Dynamiques, ces « jeux psychologiques » le sont parce qu’ils engagent systématiquement la relation entre les individus en plus des individus pris isolément. La relation devient le terrain miné d’une guerre de malentendus, de rancœurs sourdes et de frustrations indigestes. Aussi, il y a (au moins) trois « blessés » : les deux personnes qui sont en conflit et le lien qui persiste à exister entre elles, mais s’abime de jour en jour, en même temps qu’il est d’une certaine façon consolidé par l’attention aiguë que lui prêtent les « joueurs ». Mais le décompte des victimes directes ou collatérales peut s’alourdir exponentiellement, à mesure que de nouveaux « joueurs » entrent en scène, avec de bonnes intentions (aider à la résolution du conflit, soutenir la personne qu’ils perçoivent la plus en souffrance…) et/ou en inconscience de besoins sous-jacents qu’ils pourraient espérer satisfaire en se faisant alliés ou rivaux de te·le ou tel·le (reconnaissance, positionnement, tissage d’une relation privilégiée avec l’un·e ou règlement de comptes avec l’autre…). A l’arrivée, une vaste toile d’araignée prend tout un collectif au piège d’interdépendances toxiques.
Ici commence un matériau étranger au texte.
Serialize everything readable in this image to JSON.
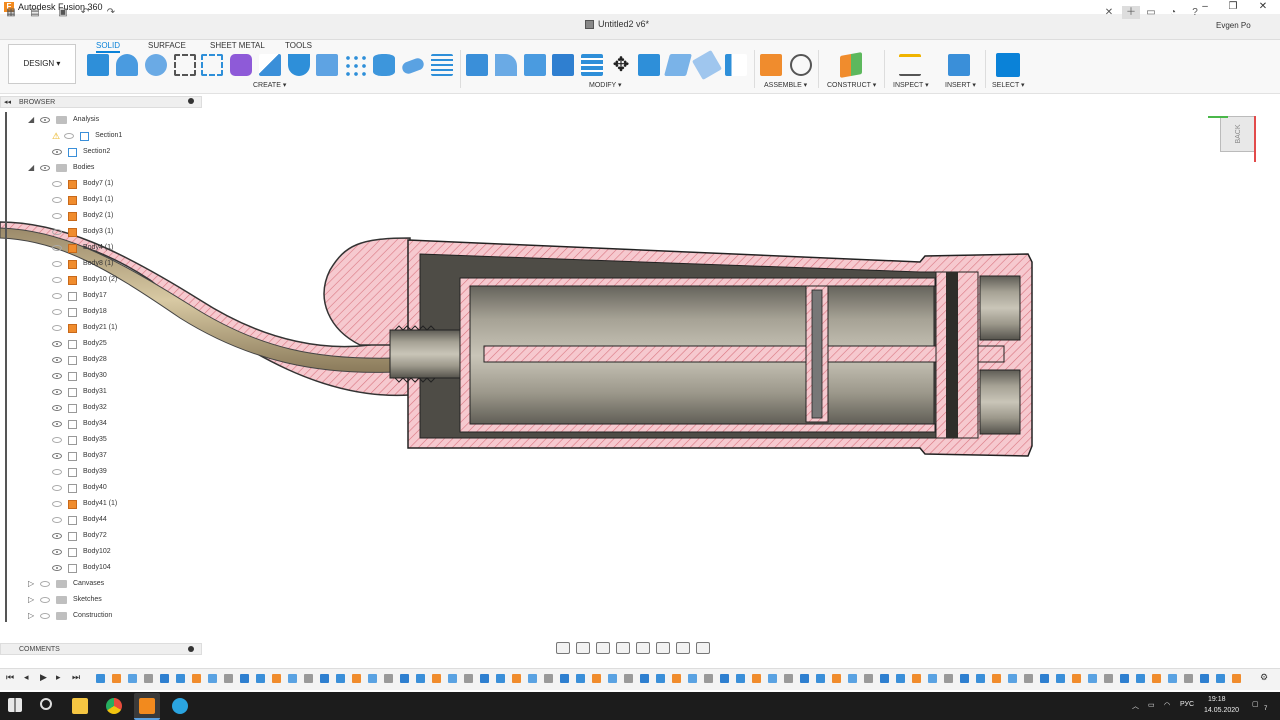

Prévenir le triangle de Karpman

Place aux émotions !

Le seul tableau des dégâts imputables au triangle dramatique doit normalement suffire à convaincre de prévenir sa mise en place. Ce qui passe avant tout par l’acceptation de la place des émotions dans les relations. Indicateurs de besoins satisfaits ou insatisfaits, les émotions ont bien leur intelligence… Pourvu qu’on sache les identifier ! Gare au risque, par exemple, de prendre la peur pour de la colère ou la surprise pour de la joie ! Et vice-versa, comme en écho au titre du film d’animation qui leur est précisément consacré.
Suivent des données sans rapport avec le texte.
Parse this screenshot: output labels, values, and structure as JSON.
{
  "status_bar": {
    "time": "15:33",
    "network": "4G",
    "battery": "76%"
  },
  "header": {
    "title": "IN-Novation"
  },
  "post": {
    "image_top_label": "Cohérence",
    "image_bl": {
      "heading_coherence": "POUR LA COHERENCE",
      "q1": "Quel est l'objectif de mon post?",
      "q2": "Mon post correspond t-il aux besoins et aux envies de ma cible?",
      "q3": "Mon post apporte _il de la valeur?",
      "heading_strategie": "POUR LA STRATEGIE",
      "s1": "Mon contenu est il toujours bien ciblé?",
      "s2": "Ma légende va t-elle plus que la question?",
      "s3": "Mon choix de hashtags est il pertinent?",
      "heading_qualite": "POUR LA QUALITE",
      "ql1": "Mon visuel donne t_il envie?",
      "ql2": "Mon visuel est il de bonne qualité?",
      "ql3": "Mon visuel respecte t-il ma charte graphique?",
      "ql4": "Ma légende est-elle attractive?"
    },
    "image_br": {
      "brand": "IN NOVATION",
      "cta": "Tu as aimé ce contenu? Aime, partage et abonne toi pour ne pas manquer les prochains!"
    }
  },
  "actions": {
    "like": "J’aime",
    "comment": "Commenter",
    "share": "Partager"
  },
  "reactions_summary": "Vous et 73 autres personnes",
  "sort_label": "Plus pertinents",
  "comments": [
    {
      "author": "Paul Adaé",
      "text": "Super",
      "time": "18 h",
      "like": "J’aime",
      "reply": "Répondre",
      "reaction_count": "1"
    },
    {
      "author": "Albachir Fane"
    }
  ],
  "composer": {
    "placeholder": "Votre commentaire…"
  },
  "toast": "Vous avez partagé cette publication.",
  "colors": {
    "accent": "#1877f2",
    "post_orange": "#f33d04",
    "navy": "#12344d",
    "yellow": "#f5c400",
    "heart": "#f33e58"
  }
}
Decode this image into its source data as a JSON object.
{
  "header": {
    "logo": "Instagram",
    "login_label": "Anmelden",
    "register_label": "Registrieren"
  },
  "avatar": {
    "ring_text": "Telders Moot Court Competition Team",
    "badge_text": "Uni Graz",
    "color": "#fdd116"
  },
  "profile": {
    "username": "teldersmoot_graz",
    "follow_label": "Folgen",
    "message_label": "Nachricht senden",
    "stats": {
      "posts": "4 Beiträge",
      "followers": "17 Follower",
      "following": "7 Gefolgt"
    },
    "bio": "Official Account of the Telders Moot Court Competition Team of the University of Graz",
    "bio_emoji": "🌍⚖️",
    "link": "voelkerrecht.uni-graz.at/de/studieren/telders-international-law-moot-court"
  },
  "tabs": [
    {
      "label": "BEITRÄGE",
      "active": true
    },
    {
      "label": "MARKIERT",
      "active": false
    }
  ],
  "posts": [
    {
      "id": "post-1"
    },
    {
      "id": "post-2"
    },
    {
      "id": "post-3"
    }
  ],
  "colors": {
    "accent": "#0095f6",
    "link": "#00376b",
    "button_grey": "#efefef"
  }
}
Il faut aussi entendre le signal que les émotions envoient : que dit la peur du sentiment d’être menacé·e dans son identité et/ou sa légitimité ou d’être maltraité·e ? que dit la colère du sentiment d’être heurté·e dans ses valeurs et/ou d’être victime d’une injustice ? que dit la joie du sentiment de plénitude ? que dit le dégoût du sentiment de perdre l’envie et/ou l’espoir ? que dit la tristesse du sentiment de déception et/ou de deuil ? que dit la surprise du sentiment que tout un horizon s’ouvre et/ou que tout un système de lecture du monde n’opère plus ?
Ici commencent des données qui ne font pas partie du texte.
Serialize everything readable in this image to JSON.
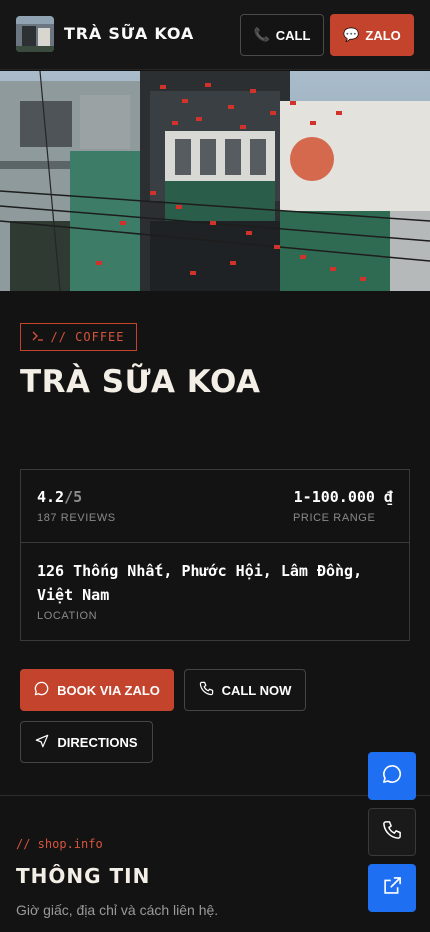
{
  "header": {
    "brand": "TRÀ SỮA KOA",
    "call_label": "CALL",
    "zalo_label": "ZALO",
    "call_icon": "phone-emoji",
    "zalo_icon": "speech-bubble-emoji"
  },
  "hero": {
    "image_alt": "Storefront photo"
  },
  "main": {
    "tag": "// COFFEE",
    "title": "TRÀ SỮA KOA",
    "rating_value": "4.2",
    "rating_out_of": "/5",
    "reviews": "187 REVIEWS",
    "price": "1-100.000 ₫",
    "price_label": "PRICE RANGE",
    "address": "126 Thống Nhất, Phước Hội, Lâm Đồng, Việt Nam",
    "location_label": "LOCATION"
  },
  "actions": {
    "book_zalo": "BOOK VIA ZALO",
    "call_now": "CALL NOW",
    "directions": "DIRECTIONS"
  },
  "section": {
    "tag": "// shop.info",
    "title": "THÔNG TIN",
    "description": "Giờ giấc, địa chỉ và cách liên hệ."
  },
  "colors": {
    "accent": "#c4432d",
    "fab_blue": "#1f6ff2",
    "background": "#131313"
  }
}
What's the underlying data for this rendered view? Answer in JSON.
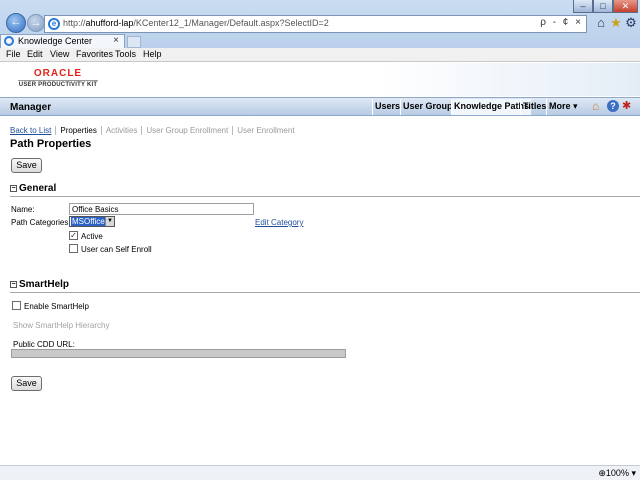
{
  "browser": {
    "url_prefix": "http://",
    "url_host": "ahufford-lap",
    "url_path": "/KCenter12_1/Manager/Default.aspx?SelectID=2",
    "address_tools": "ρ - ¢ ×",
    "tab_title": "Knowledge Center",
    "tab_close": "×",
    "menu": [
      "File",
      "Edit",
      "View",
      "Favorites",
      "Tools",
      "Help"
    ],
    "zoom": "100%",
    "zoom_icon": "⊕",
    "zoom_arrow": "▾",
    "window_controls": {
      "minimize": "–",
      "maximize": "□",
      "close": "✕"
    },
    "icons": {
      "back": "back-arrow-icon",
      "forward": "forward-arrow-icon",
      "home": "home-icon",
      "favorites": "star-icon",
      "tools": "gear-icon"
    }
  },
  "branding": {
    "logo_word": "ORACLE",
    "logo_sub": "USER PRODUCTIVITY KIT",
    "logo_color": "#e2231a"
  },
  "header": {
    "title": "Manager",
    "nav": [
      "Users",
      "User Groups",
      "Knowledge Paths",
      "Titles",
      "More ▾"
    ],
    "active_nav": "Knowledge Paths"
  },
  "subnav": {
    "back": "Back to List",
    "properties": "Properties",
    "activities": "Activities",
    "user_group_enrollment": "User Group Enrollment",
    "user_enrollment": "User Enrollment"
  },
  "page": {
    "title": "Path Properties",
    "save_label": "Save"
  },
  "general": {
    "heading": "General",
    "toggle": "⊟",
    "name_label": "Name:",
    "name_value": "Office Basics",
    "categories_label": "Path Categories:",
    "category_value": "MSOffice",
    "edit_category": "Edit Category",
    "active_label": "Active",
    "active_checked": true,
    "self_enroll_label": "User can Self Enroll",
    "self_enroll_checked": false
  },
  "smarthelp": {
    "heading": "SmartHelp",
    "toggle": "⊟",
    "enable_label": "Enable SmartHelp",
    "enable_checked": false,
    "hierarchy_link": "Show SmartHelp Hierarchy",
    "cdd_label": "Public CDD URL:",
    "cdd_value": ""
  }
}
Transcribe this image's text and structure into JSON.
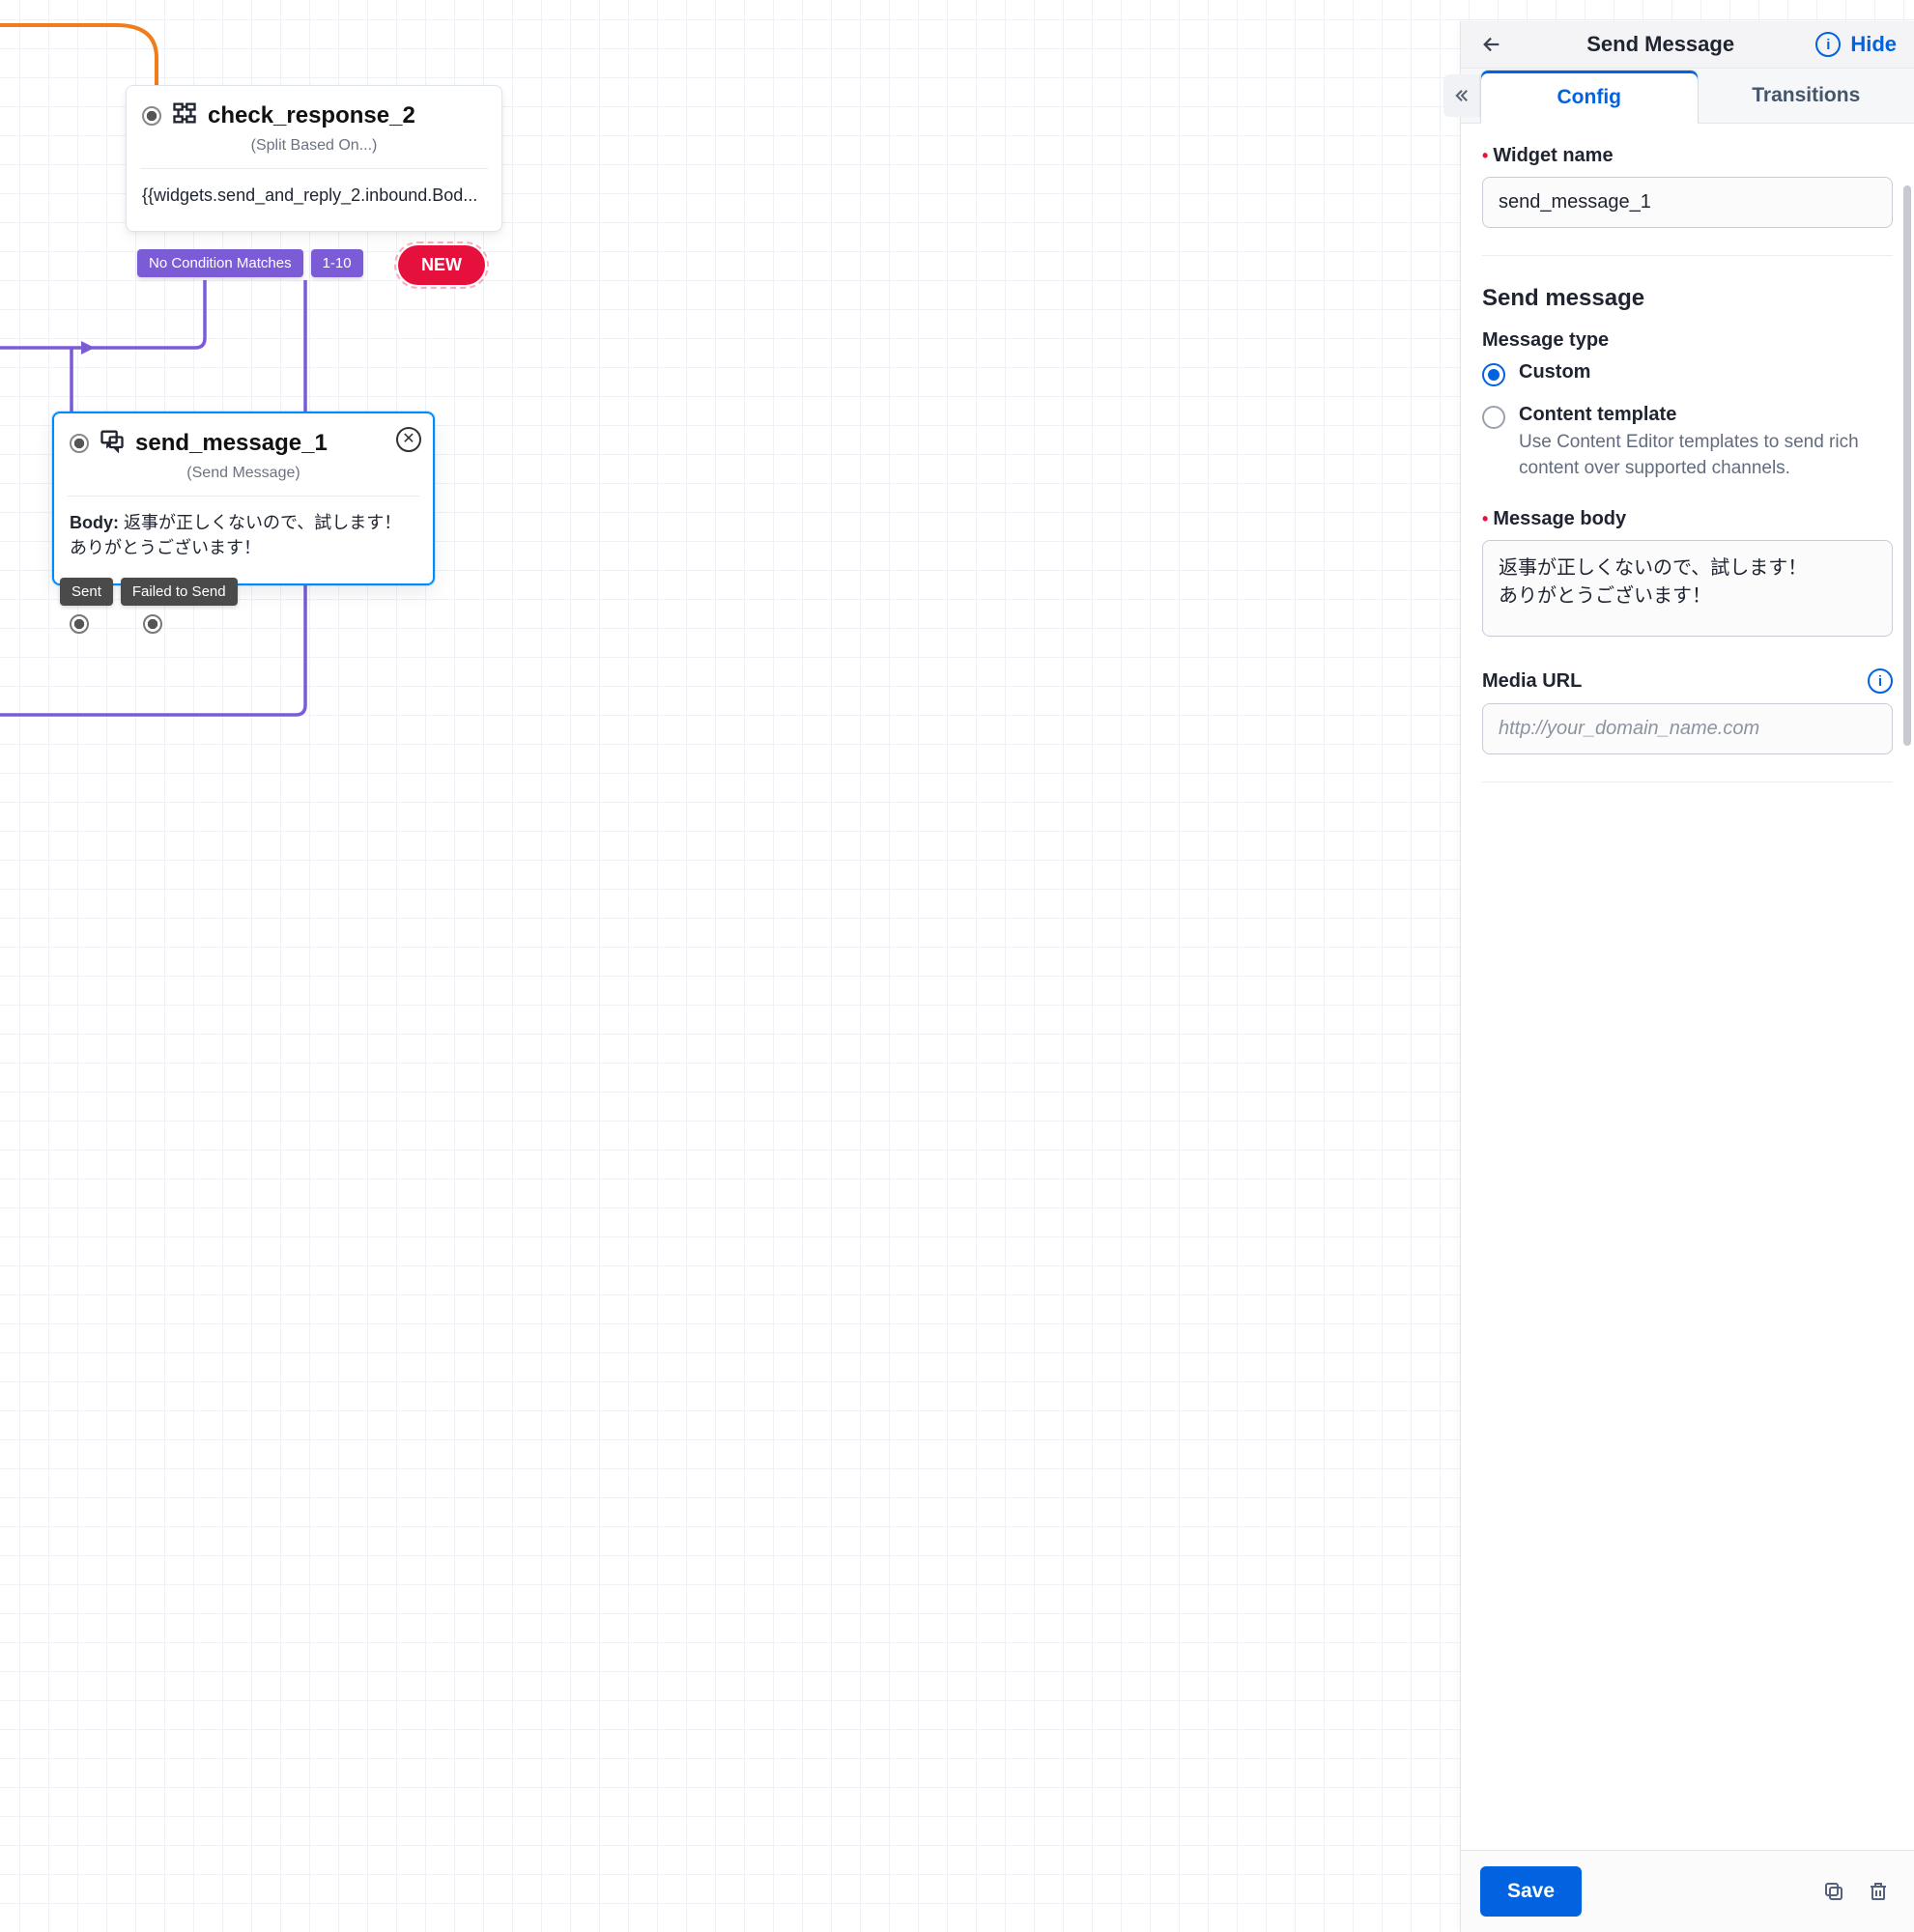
{
  "colors": {
    "primary": "#0263e0",
    "accent_purple": "#7b5bd6",
    "danger": "#e6103d"
  },
  "canvas": {
    "widget_split": {
      "title": "check_response_2",
      "subtitle": "(Split Based On...)",
      "body_expr": "{{widgets.send_and_reply_2.inbound.Bod...",
      "chips": {
        "no_match": "No Condition Matches",
        "range": "1-10"
      },
      "new_pill": "NEW"
    },
    "widget_send": {
      "title": "send_message_1",
      "subtitle": "(Send Message)",
      "body_label": "Body:",
      "body_value": "返事が正しくないので、試します！ありがとうございます！",
      "chips": {
        "sent": "Sent",
        "failed": "Failed to Send"
      }
    }
  },
  "panel": {
    "header": {
      "title": "Send Message",
      "hide": "Hide"
    },
    "tabs": {
      "config": "Config",
      "transitions": "Transitions"
    },
    "widget_name": {
      "label": "Widget name",
      "value": "send_message_1"
    },
    "section_title": "Send message",
    "message_type": {
      "label": "Message type",
      "custom": "Custom",
      "template": "Content template",
      "template_desc": "Use Content Editor templates to send rich content over supported channels."
    },
    "message_body": {
      "label": "Message body",
      "value": "返事が正しくないので、試します！\nありがとうございます！"
    },
    "media_url": {
      "label": "Media URL",
      "placeholder": "http://your_domain_name.com"
    },
    "footer": {
      "save": "Save"
    }
  }
}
Le travail d’accueil et d’acceptation des émotions est celui des individus, en leur for intérieur ; il est aussi celui du collectif et de l’organisation qui se doit de « prendre au sérieux » leur expression et ce qu’elles indiquent des besoins… Tout en veillant à l’équité : que ce ne soit pas toujours les mêmes (les plus extraverti·e·s, les mieux positionné·e·s du fait de leur statut ou de leur réseau etc.) qui s’autorisent à s’exprimer et soient entendu·e·s .

Communication franche, respectueuse et loyale : les bases de la saine conflictualité

On s’épargne bon nombre de jeux psychologiques en garantissant de bonnes conditions de communication interpersonnelle, notamment quand elle a une dimension conflictuelle : les échanges entre individus doivent être francs, respectueux et loyaux. Ce qui implique pour chacun·e de faire l’effort de dire ce qui la/le tracasse… Et de le dire prioritairement à la bonne personne, c’est-à-dire celle qui est co-impliquée dans la relation, et non à des tiers qui n’ont d’autre pouvoir que d’écouter et/ou de prendre parti en n’ayant accès qu’à une vision de la réalité.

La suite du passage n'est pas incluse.